Wade is so versatile, he's hard to define
It is a mystery that nobody seems particularly intent on solving.
Ohio State co-defensive coordinator and secondary coach Jeff Hafley was stumped by it.
The man himself, Shaun Wade, had no answer.
Wade is considered a vital player in Ohio State’s secondary. But what position best describes the redshirt sophomore’s role?
“That is a good question,” Hafley said.
Wade was no more definitive.
“I don’t know,” he said with a laugh. “I couldn’t tell you.”
It’s a credit to Wade’s versatility that there is no easy answer. His primary role could be as a nickel cornerback, lining up against the opponent’s slot receiver. With Jeff Okudah and Damon Arnette the starters at outside cornerback, the Buckeyes need a reliable inside corner who can cover a receiver, be effective against the run or even be used to blitz.
When Okudah and Arnette need a breather or Arnette is deemed a better fit to defend the slot receiver, Wade certainly can play the outside spot.
“Shaun's a really smart football player,” Hafley said, “and he's really instinctive. So when he plays inside, he sees things well, so he's good against the run. He's good against the pass and things move faster in there. And he can react quickly, mentally and physically, which is awesome. So from that aspect, I think he's a good player inside.
“I also think he has a size, length and speed to play on the outside. So I think he's a really good combination. I know I'm kind of riding the fence a little, but I think he's good at both. And I think he'll continue to develop at both.”
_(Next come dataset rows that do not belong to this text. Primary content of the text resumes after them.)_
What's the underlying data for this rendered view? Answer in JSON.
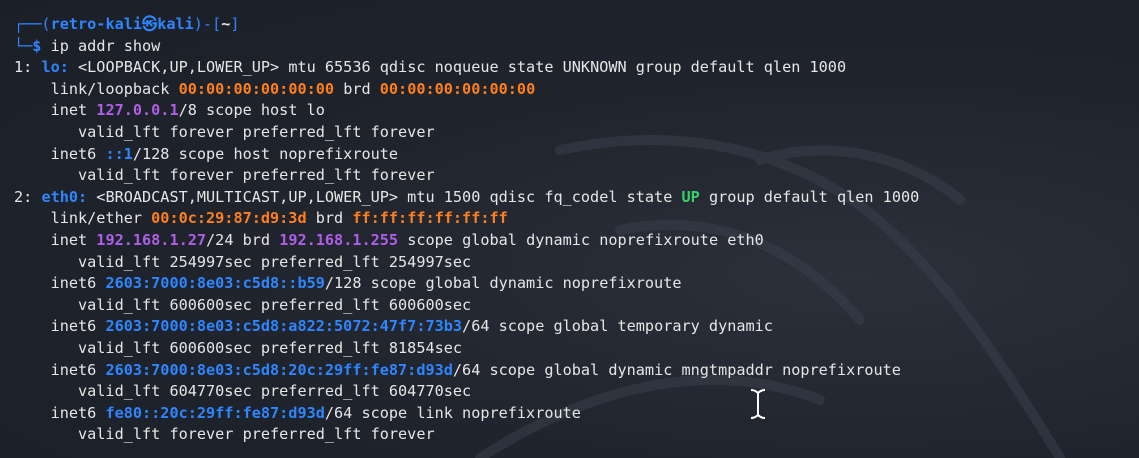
{
  "terminal": {
    "lines": [
      {
        "segments": [
          {
            "t": "┌──(",
            "c": "blue",
            "b": false
          },
          {
            "t": "retro-kali㉿kali",
            "c": "blue",
            "b": true
          },
          {
            "t": ")-[",
            "c": "blue",
            "b": false
          },
          {
            "t": "~",
            "c": "default",
            "b": true
          },
          {
            "t": "]",
            "c": "blue",
            "b": false
          }
        ]
      },
      {
        "segments": [
          {
            "t": "└─",
            "c": "blue",
            "b": false
          },
          {
            "t": "$",
            "c": "blue",
            "b": true
          },
          {
            "t": " ip addr show",
            "c": "default",
            "b": false
          }
        ]
      },
      {
        "segments": [
          {
            "t": "1: ",
            "c": "default",
            "b": false
          },
          {
            "t": "lo:",
            "c": "blue",
            "b": true
          },
          {
            "t": " <LOOPBACK,UP,LOWER_UP> mtu 65536 qdisc noqueue state UNKNOWN group default qlen 1000",
            "c": "default",
            "b": false
          }
        ]
      },
      {
        "segments": [
          {
            "t": "    link/loopback ",
            "c": "default",
            "b": false
          },
          {
            "t": "00:00:00:00:00:00",
            "c": "orange",
            "b": true
          },
          {
            "t": " brd ",
            "c": "default",
            "b": false
          },
          {
            "t": "00:00:00:00:00:00",
            "c": "orange",
            "b": true
          }
        ]
      },
      {
        "segments": [
          {
            "t": "    inet ",
            "c": "default",
            "b": false
          },
          {
            "t": "127.0.0.1",
            "c": "purple",
            "b": true
          },
          {
            "t": "/8 scope host lo",
            "c": "default",
            "b": false
          }
        ]
      },
      {
        "segments": [
          {
            "t": "       valid_lft forever preferred_lft forever",
            "c": "default",
            "b": false
          }
        ]
      },
      {
        "segments": [
          {
            "t": "    inet6 ",
            "c": "default",
            "b": false
          },
          {
            "t": "::1",
            "c": "blue",
            "b": true
          },
          {
            "t": "/128 scope host noprefixroute",
            "c": "default",
            "b": false
          }
        ]
      },
      {
        "segments": [
          {
            "t": "       valid_lft forever preferred_lft forever",
            "c": "default",
            "b": false
          }
        ]
      },
      {
        "segments": [
          {
            "t": "2: ",
            "c": "default",
            "b": false
          },
          {
            "t": "eth0:",
            "c": "blue",
            "b": true
          },
          {
            "t": " <BROADCAST,MULTICAST,UP,LOWER_UP> mtu 1500 qdisc fq_codel state ",
            "c": "default",
            "b": false
          },
          {
            "t": "UP",
            "c": "green",
            "b": true
          },
          {
            "t": " group default qlen 1000",
            "c": "default",
            "b": false
          }
        ]
      },
      {
        "segments": [
          {
            "t": "    link/ether ",
            "c": "default",
            "b": false
          },
          {
            "t": "00:0c:29:87:d9:3d",
            "c": "orange",
            "b": true
          },
          {
            "t": " brd ",
            "c": "default",
            "b": false
          },
          {
            "t": "ff:ff:ff:ff:ff:ff",
            "c": "orange",
            "b": true
          }
        ]
      },
      {
        "segments": [
          {
            "t": "    inet ",
            "c": "default",
            "b": false
          },
          {
            "t": "192.168.1.27",
            "c": "purple",
            "b": true
          },
          {
            "t": "/24 brd ",
            "c": "default",
            "b": false
          },
          {
            "t": "192.168.1.255",
            "c": "purple",
            "b": true
          },
          {
            "t": " scope global dynamic noprefixroute eth0",
            "c": "default",
            "b": false
          }
        ]
      },
      {
        "segments": [
          {
            "t": "       valid_lft 254997sec preferred_lft 254997sec",
            "c": "default",
            "b": false
          }
        ]
      },
      {
        "segments": [
          {
            "t": "    inet6 ",
            "c": "default",
            "b": false
          },
          {
            "t": "2603:7000:8e03:c5d8::b59",
            "c": "blue",
            "b": true
          },
          {
            "t": "/128 scope global dynamic noprefixroute",
            "c": "default",
            "b": false
          }
        ]
      },
      {
        "segments": [
          {
            "t": "       valid_lft 600600sec preferred_lft 600600sec",
            "c": "default",
            "b": false
          }
        ]
      },
      {
        "segments": [
          {
            "t": "    inet6 ",
            "c": "default",
            "b": false
          },
          {
            "t": "2603:7000:8e03:c5d8:a822:5072:47f7:73b3",
            "c": "blue",
            "b": true
          },
          {
            "t": "/64 scope global temporary dynamic",
            "c": "default",
            "b": false
          }
        ]
      },
      {
        "segments": [
          {
            "t": "       valid_lft 600600sec preferred_lft 81854sec",
            "c": "default",
            "b": false
          }
        ]
      },
      {
        "segments": [
          {
            "t": "    inet6 ",
            "c": "default",
            "b": false
          },
          {
            "t": "2603:7000:8e03:c5d8:20c:29ff:fe87:d93d",
            "c": "blue",
            "b": true
          },
          {
            "t": "/64 scope global dynamic mngtmpaddr noprefixroute",
            "c": "default",
            "b": false
          }
        ]
      },
      {
        "segments": [
          {
            "t": "       valid_lft 604770sec preferred_lft 604770sec",
            "c": "default",
            "b": false
          }
        ]
      },
      {
        "segments": [
          {
            "t": "    inet6 ",
            "c": "default",
            "b": false
          },
          {
            "t": "fe80::20c:29ff:fe87:d93d",
            "c": "blue",
            "b": true
          },
          {
            "t": "/64 scope link noprefixroute",
            "c": "default",
            "b": false
          }
        ]
      },
      {
        "segments": [
          {
            "t": "       valid_lft forever preferred_lft forever",
            "c": "default",
            "b": false
          }
        ]
      }
    ]
  },
  "colors": {
    "background": "#1f232c",
    "blue": "#2e86ff",
    "orange": "#ff7f1e",
    "purple": "#b05ee8",
    "green": "#35d16b",
    "default": "#e6e6e6"
  },
  "icons": {
    "cursor": "i-beam-cursor-icon",
    "background_art": "kali-dragon-watermark-icon"
  }
}
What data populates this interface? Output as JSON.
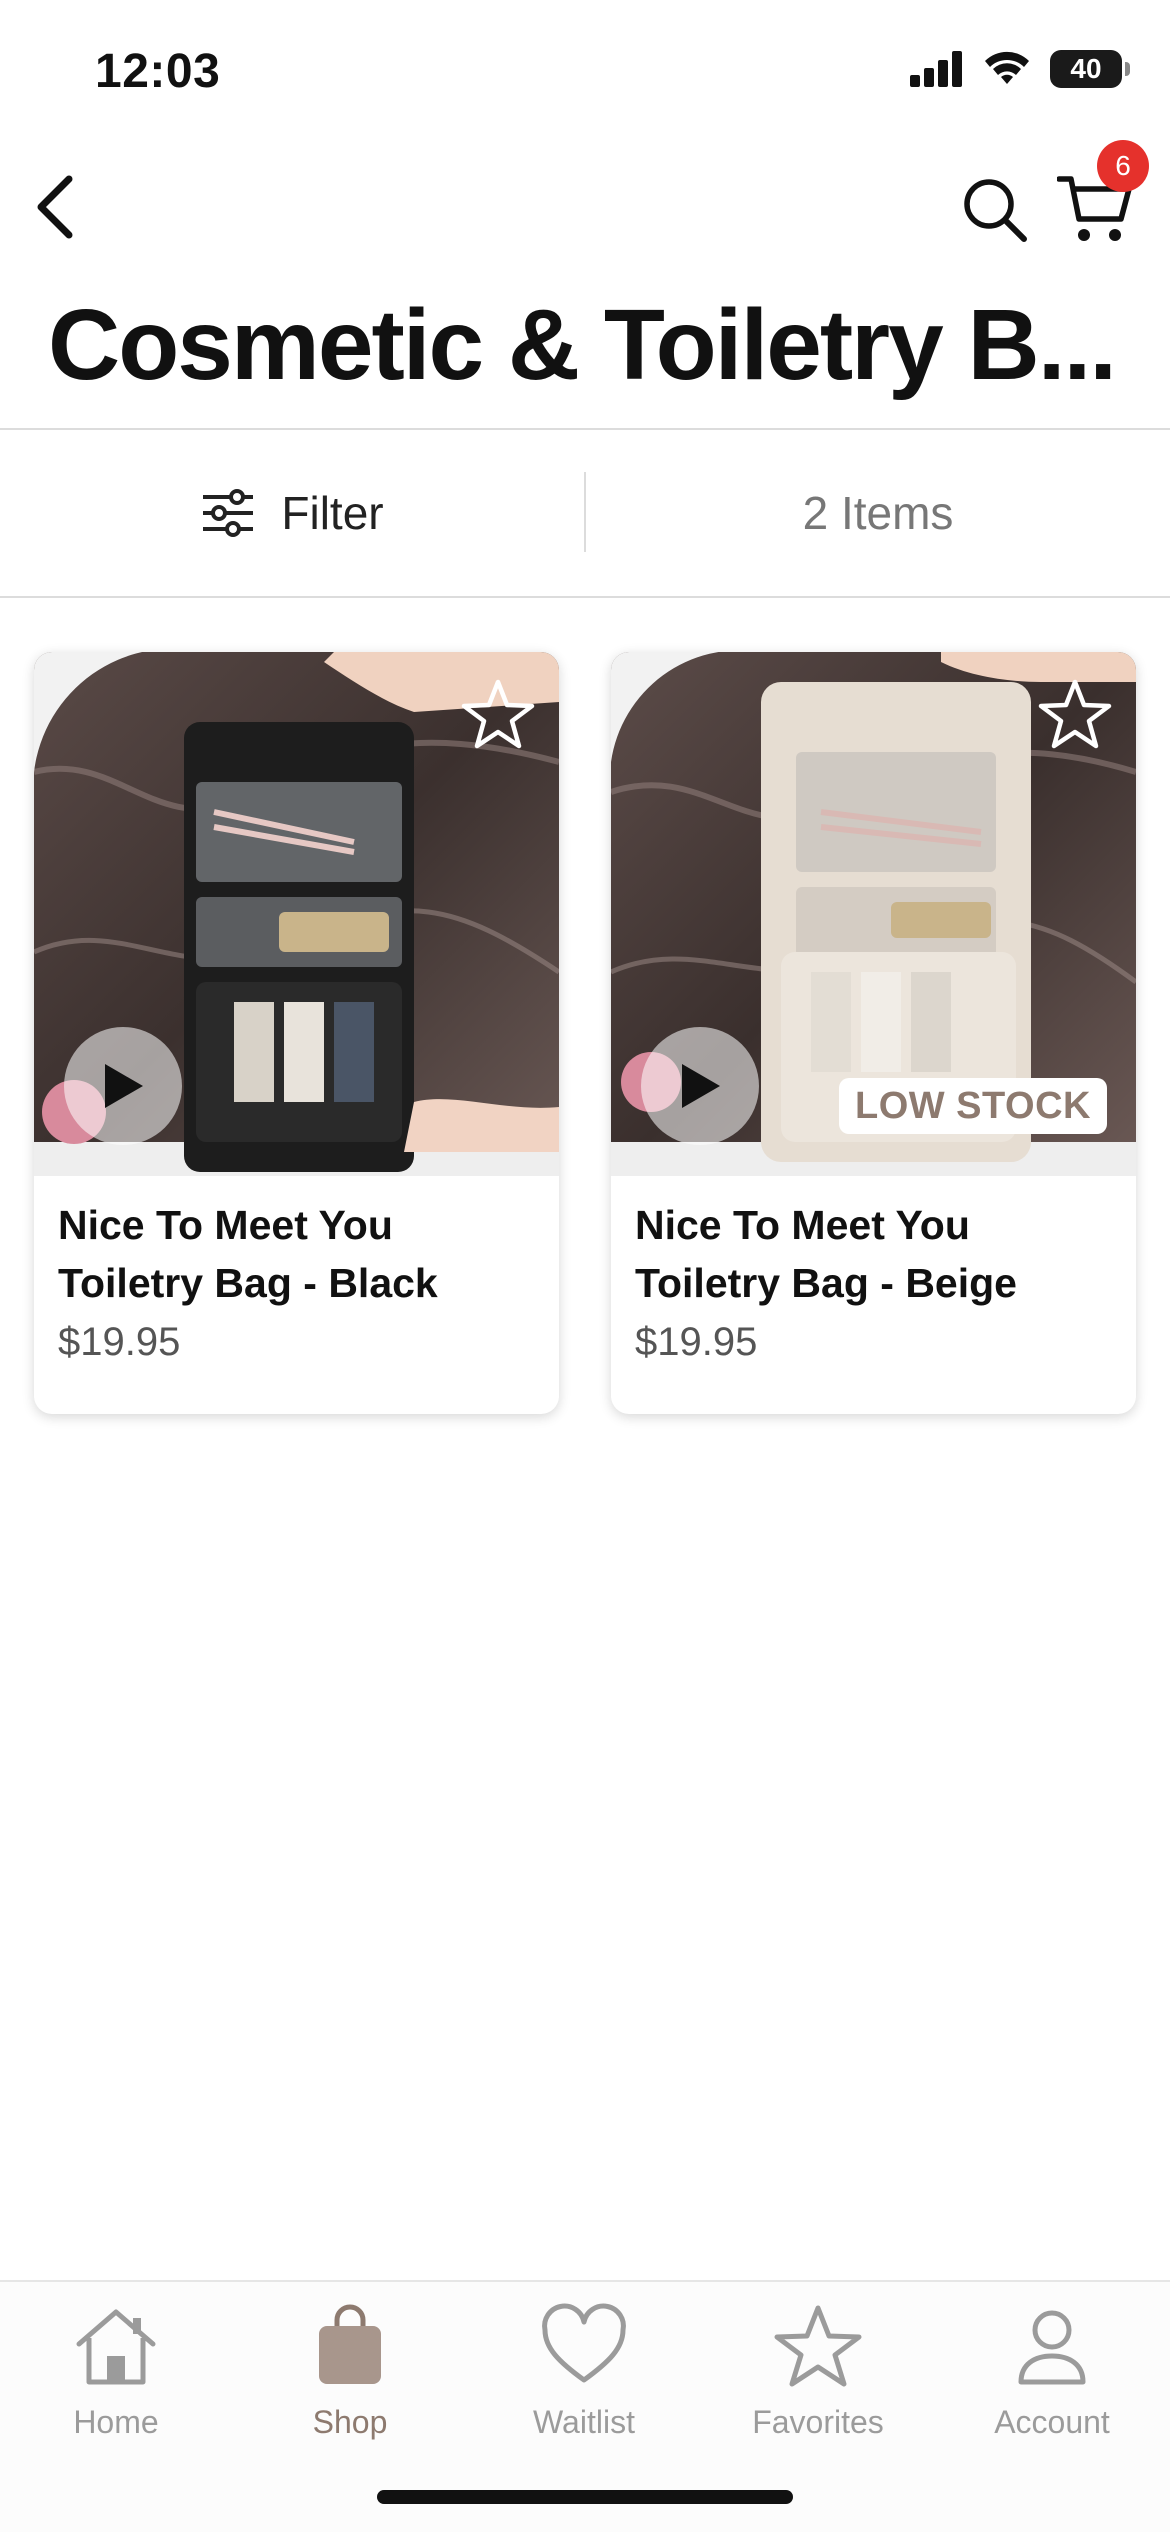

But Wade isn’t even limited to cornerback. He also has the skills and frame to play safety, which he played some last season.
Such versatility is one of the reasons the Buckeyes coveted Wade when he was a 5-star prospect from Jacksonville, Florida, three years ago. His first season on campus was short-circuited by injury, but he progressed quickly last year.
The Buckeyes’ secondary as a whole struggled in 2018, though. That prompted new head coach Ryan Day to hire Hafley, with whom he’d worked on the San Francisco 49ers staff in 2016.
As Hafley has diversified the Buckeyes’ pass-defense scheme, he has also taught defensive backs nuances and tendencies from his NFL background. Wade has soaked it all in.
“We’ll be in a meeting,” Wade said, “and he’ll say, back in 2016 I got hurt on this play with this person and that person. You’re like, ‘How did you know all that?’ He knows so much football.”
Wade said Hafley has been particularly helpful in breaking down wide receivers’ route concepts so that he can anticipate simply by the offensive formation what a receiver is likely to do.
One challenge for offenses is that they won’t know exactly how Wade will be used. Asked again how reporters should define Wade’s position, Hafley joked that the mystery will serve Ohio State well.
“That's kind of cool you guys can't figure that out,” he said. “That means FAU (season-opening opponent Florida Atlantic) won't figure it out, either.”